Paramount’s current offer includes an increased $43.6 billion of equity commitments from the Ellison Family and RedBird Capital Partners and $54.0 billion of debt commitments from Bank of America, Citigroup and Apollo. As of December, the offer includes a personal guarantee from Larry Ellison, father of Paramount CEO David Ellison, of $43.3 billion.
The amended offer comes as Paramount has launched a hostile bid for Warner Bros., after the studio had accepted Netflix’s all-cash $72 billion offer, or $27.75 a share, for its studios and streaming business. Paramount has since begun an appeal to WBD shareholders to reject the merger deal, calling Netflix’s bid “inferior,” and asking them to reject the Discovery spinoff and to reject the pay packages for senior WBD executives, including CEO David Zaslav.

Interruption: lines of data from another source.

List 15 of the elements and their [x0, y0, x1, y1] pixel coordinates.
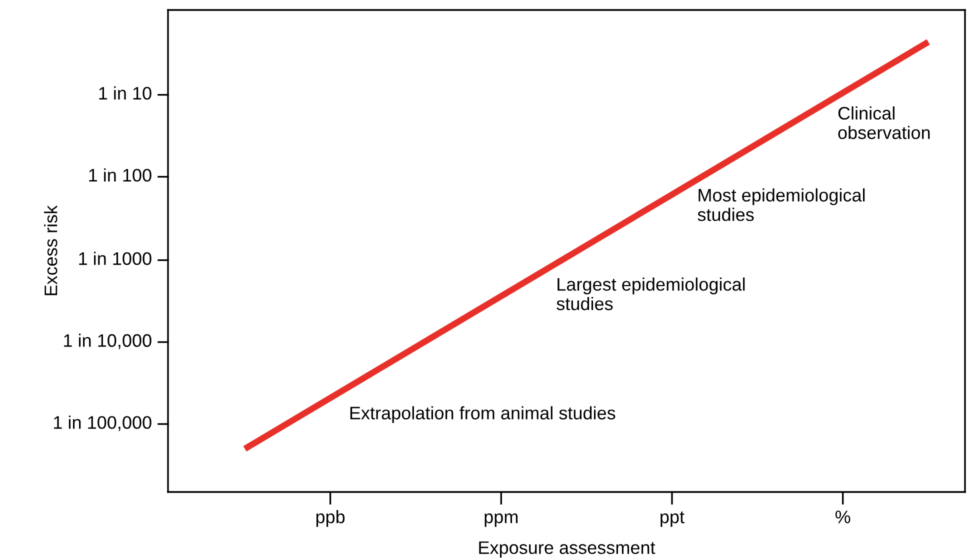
annotation: Extrapolation from animal studies	[350, 406, 616, 424]
x-tick-label: ppm	[484, 513, 518, 527]
text: Excess risk	[44, 205, 58, 296]
annotation: Clinical observation	[838, 106, 930, 140]
text: 1 in 100,000	[54, 416, 152, 432]
x-tick-label: %	[835, 510, 850, 524]
text: 1 in 100	[89, 168, 152, 182]
annotation: Most epidemiological studies	[698, 188, 865, 222]
x-tick-label: ppt	[660, 511, 684, 527]
annotation: Largest epidemiological studies	[556, 278, 745, 310]
text: 1 in 10	[99, 86, 152, 100]
x-axis-title: Exposure assessment	[479, 541, 656, 558]
x-tick-label: ppb	[316, 510, 345, 527]
text: 1 in 1000	[79, 252, 152, 266]
text: 1 in 10,000	[64, 334, 152, 350]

Paramount has also extended the expiration date of its tender offer to February 20. On Feb. 9, the company said it complied with the Department of Justice’s information request related to its tender offer, which kicks off a 10-day waiting period in which regulators can respond.
“The additional benefits of our superior $30 per share, all-cash offer clearly underscore our strong and unwavering commitment to delivering the full value WBD shareholders deserve for their investment. We are making meaningful enhancements – backing this offer with billions of dollars, providing shareholders with certainty in value, a clear regulatory path, and protection against market volatility,” David Ellison said in the offer release.